目黒蒲田電車西小山停留場の西北約1.5km、碑衾町碑文谷にあります。三間四面単層屋根入母屋造茅葺で、大棟は高く勾配が急です。桝組は唐様三斗出組を使用し、正面は三間とも蔀戸をはめ、左右両側は最初の一間に引戸を建て、そのほかは羽目板となし、後面も板壁になっています。内部は総床拭板で中央に長方形の内陣を設け、天井を鏡板張とし、奥に須弥壇を置き、釈迦像を安置しています。彫刻は入母屋破風内の懸魚にやや優美な手法を見るのみで、虹梁木鼻などの絵様彫刻は極めて簡素になっています。寺は慈覚大師の開基と伝わり、はじめ天台宗でしたが、鎌倉時代に日蓮宗に改め一時法華寺と称しました。その後江戸時代に再び天台宗に改め現在に至っています。本堂は日蓮宗当時の釈迦堂で、鎌倉末期もしくは室町初期の建築です。正面に付加された瓦葺の向拝は後世のもので、このため外観を大きく損なっています。

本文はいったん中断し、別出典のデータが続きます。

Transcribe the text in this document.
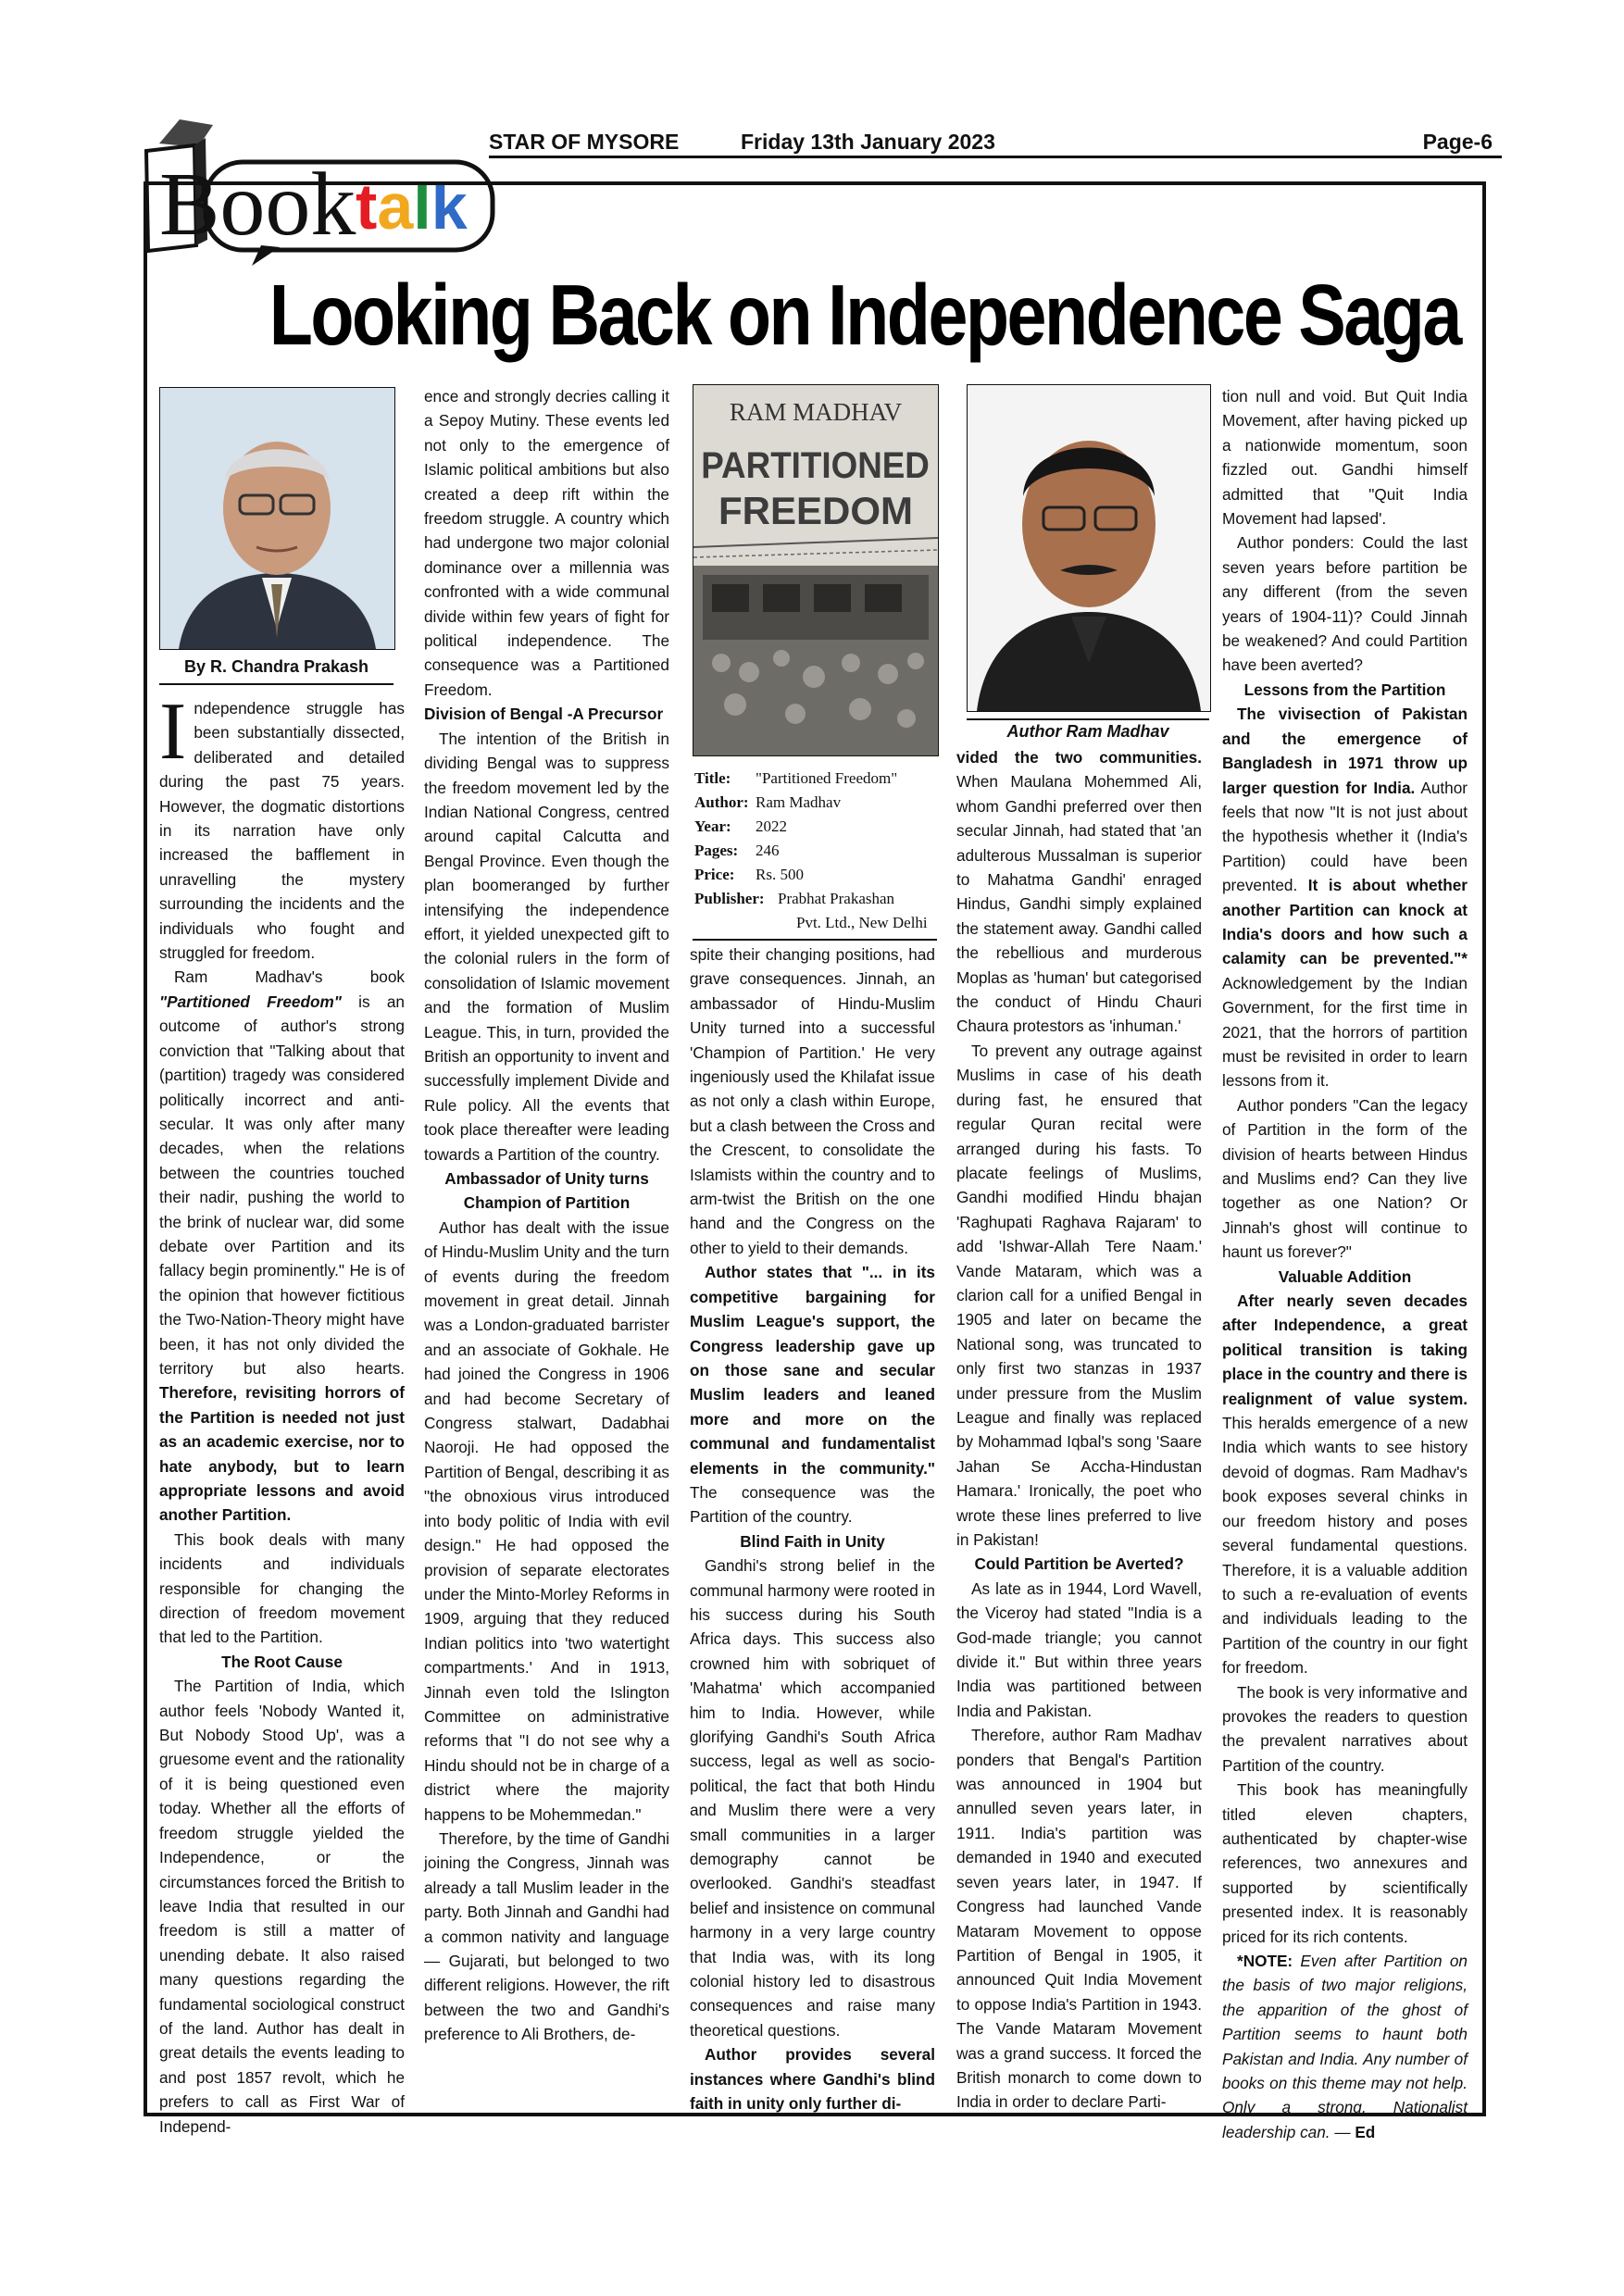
Book talk
STAR OF MYSORE	Friday 13th January 2023	Page-6
Looking Back on Independence Saga
By R. Chandra Prakash

Independence struggle has been substantially dissected, deliberated and detailed during the past 75 years. However, the dogmatic distortions in its narration have only increased the bafflement in unravelling the mystery surrounding the incidents and the individuals who fought and struggled for freedom.

Ram Madhav's book "Partitioned Freedom" is an outcome of author's strong conviction that "Talking about that (partition) tragedy was considered politically incorrect and anti-secular. It was only after many decades, when the relations between the countries touched their nadir, pushing the world to the brink of nuclear war, did some debate over Partition and its fallacy begin prominently." He is of the opinion that however fictitious the Two-Nation-Theory might have been, it has not only divided the territory but also hearts. Therefore, revisiting horrors of the Partition is needed not just as an academic exercise, nor to hate anybody, but to learn appropriate lessons and avoid another Partition.

This book deals with many incidents and individuals responsible for changing the direction of freedom movement that led to the Partition.

The Root Cause

The Partition of India, which author feels 'Nobody Wanted it, But Nobody Stood Up', was a gruesome event and the rationality of it is being questioned even today. Whether all the efforts of freedom struggle yielded the Independence, or the circumstances forced the British to leave India that resulted in our freedom is still a matter of unending debate. It also raised many questions regarding the fundamental sociological construct of the land. Author has dealt in great details the events leading to and post 1857 revolt, which he prefers to call as First War of Independ-

ence and strongly decries calling it a Sepoy Mutiny. These events led not only to the emergence of Islamic political ambitions but also created a deep rift within the freedom struggle. A country which had undergone two major colonial dominance over a millennia was confronted with a wide communal divide within few years of fight for political independence. The consequence was a Partitioned Freedom.

Division of Bengal -A Precursor

The intention of the British in dividing Bengal was to suppress the freedom movement led by the Indian National Congress, centred around capital Calcutta and Bengal Province. Even though the plan boomeranged by further intensifying the independence effort, it yielded unexpected gift to the colonial rulers in the form of consolidation of Islamic movement and the formation of Muslim League. This, in turn, provided the British an opportunity to invent and successfully implement Divide and Rule policy. All the events that took place thereafter were leading towards a Partition of the country.

Ambassador of Unity turns Champion of Partition

Author has dealt with the issue of Hindu-Muslim Unity and the turn of events during the freedom movement in great detail. Jinnah was a London-graduated barrister and an associate of Gokhale. He had joined the Congress in 1906 and had become Secretary of Congress stalwart, Dadabhai Naoroji. He had opposed the Partition of Bengal, describing it as "the obnoxious virus introduced into body politic of India with evil design." He had opposed the provision of separate electorates under the Minto-Morley Reforms in 1909, arguing that they reduced Indian politics into 'two watertight compartments.' And in 1913, Jinnah even told the Islington Committee on administrative reforms that "I do not see why a Hindu should not be in charge of a district where the majority happens to be Mohemmedan."

Therefore, by the time of Gandhi joining the Congress, Jinnah was already a tall Muslim leader in the party. Both Jinnah and Gandhi had a common nativity and language — Gujarati, but belonged to two different religions. However, the rift between the two and Gandhi's preference to Ali Brothers, de-

RAM MADHAV
PARTITIONED
FREEDOM
Title:	"Partitioned Freedom"
Author: Ram Madhav
Year:	2022
Pages:	246
Price:	Rs. 500
Publisher: Prabhat Prakashan
Pvt. Ltd., New Delhi

spite their changing positions, had grave consequences. Jinnah, an ambassador of Hindu-Muslim Unity turned into a successful 'Champion of Partition.' He very ingeniously used the Khilafat issue as not only a clash within Europe, but a clash between the Cross and the Crescent, to consolidate the Islamists within the country and to arm-twist the British on the one hand and the Congress on the other to yield to their demands.

Author states that "... in its competitive bargaining for Muslim League's support, the Congress leadership gave up on those sane and secular Muslim leaders and leaned more and more on the communal and fundamentalist elements in the community." The consequence was the Partition of the country.

Blind Faith in Unity

Gandhi's strong belief in the communal harmony were rooted in his success during his South Africa days. This success also crowned him with sobriquet of 'Mahatma' which accompanied him to India. However, while glorifying Gandhi's South Africa success, legal as well as socio-political, the fact that both Hindu and Muslim there were a very small communities in a larger demography cannot be overlooked. Gandhi's steadfast belief and insistence on communal harmony in a very large country that India was, with its long colonial history led to disastrous consequences and raise many theoretical questions.

Author provides several instances where Gandhi's blind faith in unity only further di-

Author Ram Madhav

vided the two communities. When Maulana Mohemmed Ali, whom Gandhi preferred over then secular Jinnah, had stated that 'an adulterous Mussalman is superior to Mahatma Gandhi' enraged Hindus, Gandhi simply explained the statement away. Gandhi called the rebellious and murderous Moplas as 'human' but categorised the conduct of Hindu Chauri Chaura protestors as 'inhuman.'

To prevent any outrage against Muslims in case of his death during fast, he ensured that regular Quran recital were arranged during his fasts. To placate feelings of Muslims, Gandhi modified Hindu bhajan 'Raghupati Raghava Rajaram' to add 'Ishwar-Allah Tere Naam.' Vande Mataram, which was a clarion call for a unified Bengal in 1905 and later on became the National song, was truncated to only first two stanzas in 1937 under pressure from the Muslim League and finally was replaced by Mohammad Iqbal's song 'Saare Jahan Se Accha-Hindustan Hamara.' Ironically, the poet who wrote these lines preferred to live in Pakistan!

Could Partition be Averted?

As late as in 1944, Lord Wavell, the Viceroy had stated "India is a God-made triangle; you cannot divide it." But within three years India was partitioned between India and Pakistan.

Therefore, author Ram Madhav ponders that Bengal's Partition was announced in 1904 but annulled seven years later, in 1911. India's partition was demanded in 1940 and executed seven years later, in 1947. If Congress had launched Vande Mataram Movement to oppose Partition of Bengal in 1905, it announced Quit India Movement to oppose India's Partition in 1943. The Vande Mataram Movement was a grand success. It forced the British monarch to come down to India in order to declare Parti-

tion null and void. But Quit India Movement, after having picked up a nationwide momentum, soon fizzled out. Gandhi himself admitted that "Quit India Movement had lapsed'.

Author ponders: Could the last seven years before partition be any different (from the seven years of 1904-11)? Could Jinnah be weakened? And could Partition have been averted?

Lessons from the Partition

The vivisection of Pakistan and the emergence of Bangladesh in 1971 throw up larger question for India. Author feels that now "It is not just about the hypothesis whether it (India's Partition) could have been prevented. It is about whether another Partition can knock at India's doors and how such a calamity can be prevented."* Acknowledgement by the Indian Government, for the first time in 2021, that the horrors of partition must be revisited in order to learn lessons from it.

Author ponders "Can the legacy of Partition in the form of the division of hearts between Hindus and Muslims end? Can they live together as one Nation? Or Jinnah's ghost will continue to haunt us forever?"

Valuable Addition

After nearly seven decades after Independence, a great political transition is taking place in the country and there is realignment of value system. This heralds emergence of a new India which wants to see history devoid of dogmas. Ram Madhav's book exposes several chinks in our freedom history and poses several fundamental questions. Therefore, it is a valuable addition to such a re-evaluation of events and individuals leading to the Partition of the country in our fight for freedom.

The book is very informative and provokes the readers to question the prevalent narratives about Partition of the country.

This book has meaningfully titled eleven chapters, authenticated by chapter-wise references, two annexures and supported by scientifically presented index. It is reasonably priced for its rich contents.

*NOTE: Even after Partition on the basis of two major religions, the apparition of the ghost of Partition seems to haunt both Pakistan and India. Any number of books on this theme may not help. Only a strong, Nationalist leadership can. — Ed
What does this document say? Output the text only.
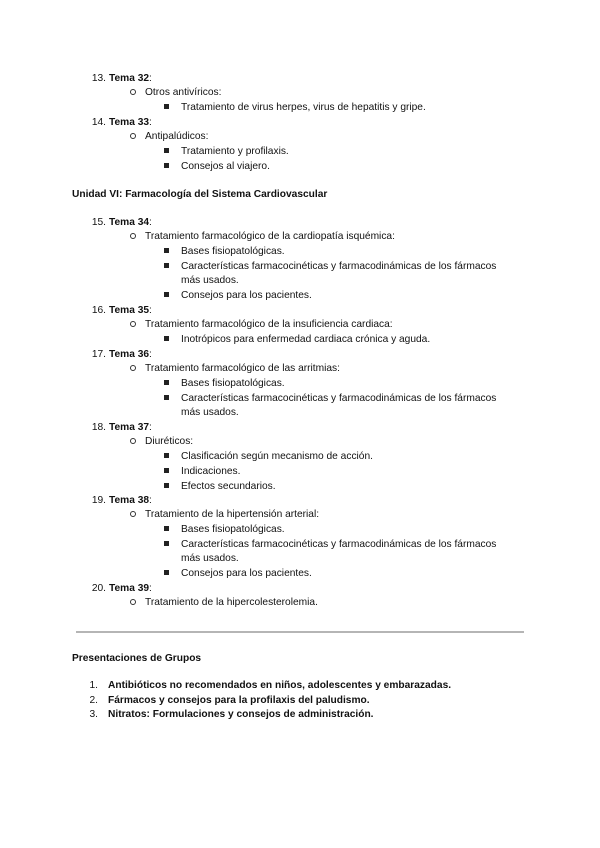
13. Tema 32:
Otros antivíricos:
Tratamiento de virus herpes, virus de hepatitis y gripe.
14. Tema 33:
Antipalúdicos:
Tratamiento y profilaxis.
Consejos al viajero.
Unidad VI: Farmacología del Sistema Cardiovascular
15. Tema 34:
Tratamiento farmacológico de la cardiopatía isquémica:
Bases fisiopatológicas.
Características farmacocinéticas y farmacodinámicas de los fármacos
más usados.
Consejos para los pacientes.
16. Tema 35:
Tratamiento farmacológico de la insuficiencia cardiaca:
Inotrópicos para enfermedad cardiaca crónica y aguda.
17. Tema 36:
Tratamiento farmacológico de las arritmias:
Bases fisiopatológicas.
Características farmacocinéticas y farmacodinámicas de los fármacos
más usados.
18. Tema 37:
Diuréticos:
Clasificación según mecanismo de acción.
Indicaciones.
Efectos secundarios.
19. Tema 38:
Tratamiento de la hipertensión arterial:
Bases fisiopatológicas.
Características farmacocinéticas y farmacodinámicas de los fármacos
más usados.
Consejos para los pacientes.
20. Tema 39:
Tratamiento de la hipercolesterolemia.
Presentaciones de Grupos
1. Antibióticos no recomendados en niños, adolescentes y embarazadas.
2. Fármacos y consejos para la profilaxis del paludismo.
3. Nitratos: Formulaciones y consejos de administración.
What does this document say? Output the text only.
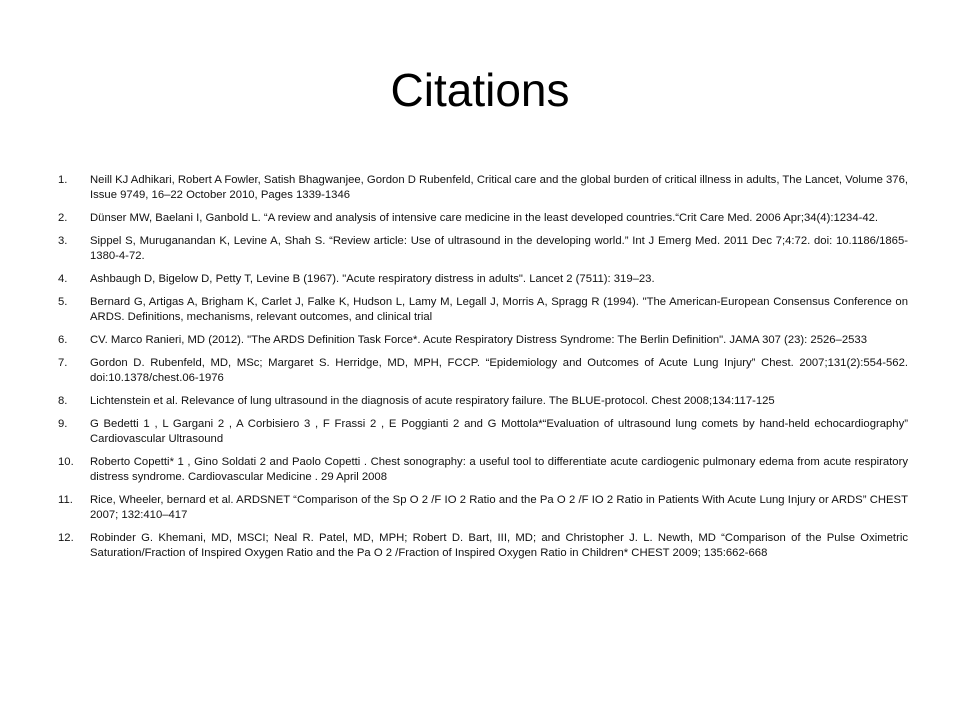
Citations
1.	Neill KJ Adhikari, Robert A Fowler, Satish Bhagwanjee, Gordon D Rubenfeld, Critical care and the global burden of critical illness in adults, The Lancet, Volume 376, Issue 9749, 16–22 October 2010, Pages 1339-1346
2.	Dünser MW, Baelani I, Ganbold L. “A review and analysis of intensive care medicine in the least developed countries.“Crit Care Med. 2006 Apr;34(4):1234-42.
3.	Sippel S, Muruganandan K, Levine A, Shah S. “Review article: Use of ultrasound in the developing world.” Int J Emerg Med. 2011 Dec 7;4:72. doi: 10.1186/1865-1380-4-72.
4.	Ashbaugh D, Bigelow D, Petty T, Levine B (1967). "Acute respiratory distress in adults". Lancet 2 (7511): 319–23.
5.	Bernard G, Artigas A, Brigham K, Carlet J, Falke K, Hudson L, Lamy M, Legall J, Morris A, Spragg R (1994). "The American-European Consensus Conference on ARDS. Definitions, mechanisms, relevant outcomes, and clinical trial
6.	CV. Marco Ranieri, MD (2012). "The ARDS Definition Task Force*. Acute Respiratory Distress Syndrome: The Berlin Definition". JAMA 307 (23): 2526–2533
7.	Gordon D. Rubenfeld, MD, MSc; Margaret S. Herridge, MD, MPH, FCCP. “Epidemiology and Outcomes of Acute Lung Injury” Chest. 2007;131(2):554-562. doi:10.1378/chest.06-1976
8.	Lichtenstein et al. Relevance of lung ultrasound in the diagnosis of acute respiratory failure. The BLUE-protocol. Chest 2008;134:117-125
9.	G Bedetti 1 , L Gargani 2 , A Corbisiero 3 , F Frassi 2 , E Poggianti 2 and G Mottola*“Evaluation of ultrasound lung comets by hand-held echocardiography” Cardiovascular Ultrasound
10.	Roberto Copetti* 1 , Gino Soldati 2 and Paolo Copetti . Chest sonography: a useful tool to differentiate acute cardiogenic pulmonary edema from acute respiratory distress syndrome. Cardiovascular Medicine . 29 April 2008
11.	Rice, Wheeler, bernard et al. ARDSNET “Comparison of the Sp O 2 /F IO 2 Ratio and the Pa O 2 /F IO 2 Ratio in Patients With Acute Lung Injury or ARDS” CHEST 2007; 132:410–417
12.	Robinder G. Khemani, MD, MSCI; Neal R. Patel, MD, MPH; Robert D. Bart, III, MD; and Christopher J. L. Newth, MD “Comparison of the Pulse Oximetric Saturation/Fraction of Inspired Oxygen Ratio and the Pa O 2 /Fraction of Inspired Oxygen Ratio in Children* CHEST 2009; 135:662-668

※底本:『日本案内記 関東篇(初版)』昭和5年(1930年)発行

令和に見に行くなら

名称
円融寺釈迦堂
かな
えんゆうじしゃかどう
種別
見所・観光
状態
現存し見学できる
住所
東京都目黒区碑文谷1-22
参照
参考サイト(外部リンク)

日本案内記原文

目黑蒲田電車西小山停留場の西北約一粁半、碑衾町碑文谷にある。三閒四面單層屋根入母屋造茅葺で、大棟甚だ高く勾配が急である。桝組は唐樣三斗出組を用ゐ、正面は三閒とも蔀戶をはめ、左右兩側は最初の一閒に引戶を建て、その他は羽目板となし、後面も板壁になつて居る。內部は總床拭板で中央に長方形の內陣を設け、天井を鏡板張となし、奧に須彌壇を置き、釋迦像を安置して居る。彫刻は入母屋破風內の懸魚にやゝ優美なる手法を見るのみで、虹梁木鼻などの繪樣彫刻は極めて簡素である。寺は慈覺大師の開基と傳へ、はじめ天臺宗であつたが、中途鐮倉時代に日蓮宗に改め一時法華寺と稱した。その後江戶時代に再び天臺宗に改め現今に至つて居る。本堂は卽ち日蓮宗當時の釋迦堂で、鐮倉末期若くは室町初期の建築である。正面に附加された瓦葺の向拜は後世のもので、甚だしく外觀を害して居る。